But the contemporary Asian art is just the tip of the iceberg. The Rosses have become well-known collectors, constantly making the rounds at Sotheby’s and Christie’s auctions in both New York and London. “It’s fun because it gives traveling a whole other purpose; it adds a wonderful dimension to traveling,” says Hilary.

They are recognized in the art world for their $100 million collection of mid-century surrealist Belgian artist René Magritte. “I think everybody likes surrealism; it’s fun. But I particularly like Magritte because he painted in a very deadpan style that is very flat and uses ordinary objects, but there is always something akimbo in them,” he explains.

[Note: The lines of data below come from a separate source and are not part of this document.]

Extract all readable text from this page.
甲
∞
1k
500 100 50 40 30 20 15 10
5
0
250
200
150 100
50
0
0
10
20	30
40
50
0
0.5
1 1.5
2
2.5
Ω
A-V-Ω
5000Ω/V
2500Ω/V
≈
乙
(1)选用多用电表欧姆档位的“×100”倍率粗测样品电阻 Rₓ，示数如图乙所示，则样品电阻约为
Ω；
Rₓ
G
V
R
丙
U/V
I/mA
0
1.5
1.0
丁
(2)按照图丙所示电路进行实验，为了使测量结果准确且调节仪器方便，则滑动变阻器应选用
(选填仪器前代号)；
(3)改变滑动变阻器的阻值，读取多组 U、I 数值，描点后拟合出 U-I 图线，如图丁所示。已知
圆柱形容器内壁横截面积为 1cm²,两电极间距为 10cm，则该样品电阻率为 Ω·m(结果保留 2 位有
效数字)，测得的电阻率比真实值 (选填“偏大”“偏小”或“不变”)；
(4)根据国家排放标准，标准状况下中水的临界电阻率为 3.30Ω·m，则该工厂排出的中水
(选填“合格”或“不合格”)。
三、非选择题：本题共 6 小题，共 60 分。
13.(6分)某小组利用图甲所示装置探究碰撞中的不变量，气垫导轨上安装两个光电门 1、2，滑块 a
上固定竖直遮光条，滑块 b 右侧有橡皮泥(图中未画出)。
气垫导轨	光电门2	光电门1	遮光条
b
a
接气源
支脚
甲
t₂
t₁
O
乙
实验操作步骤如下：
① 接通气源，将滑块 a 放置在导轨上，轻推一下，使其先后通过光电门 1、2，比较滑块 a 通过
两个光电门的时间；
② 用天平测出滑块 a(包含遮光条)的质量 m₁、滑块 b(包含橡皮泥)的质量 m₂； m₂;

Interestingly enough, their first Magritte acquisition wasn’t a tableau, but a tapestry. The couple purchased it to decorate a wall and were very happy with it—until they decided that if they were going to really do Magritte, it should be one of his iconic paintings. Twenty-five paintings later, they would still like more. “Unfortunately, the prices have gotten a little high, so it’s harder to do,” says Ross, who is likely the primary culprit for the increase—he often lends works by Magritte to institutions like the MoMA. “It’s good for spreading knowledge about the artist and I think it’s the appropriate thing to do. Plus, there are not that many Magritte’s floating around anymore between museums, a few European collectors, and me. [Lending them out] exposes them to a new generation.”

Hilary has her own work to expose too. It’s a weighty new coffee table book called Palm Beach People, the follow-up to her successful New York, New York.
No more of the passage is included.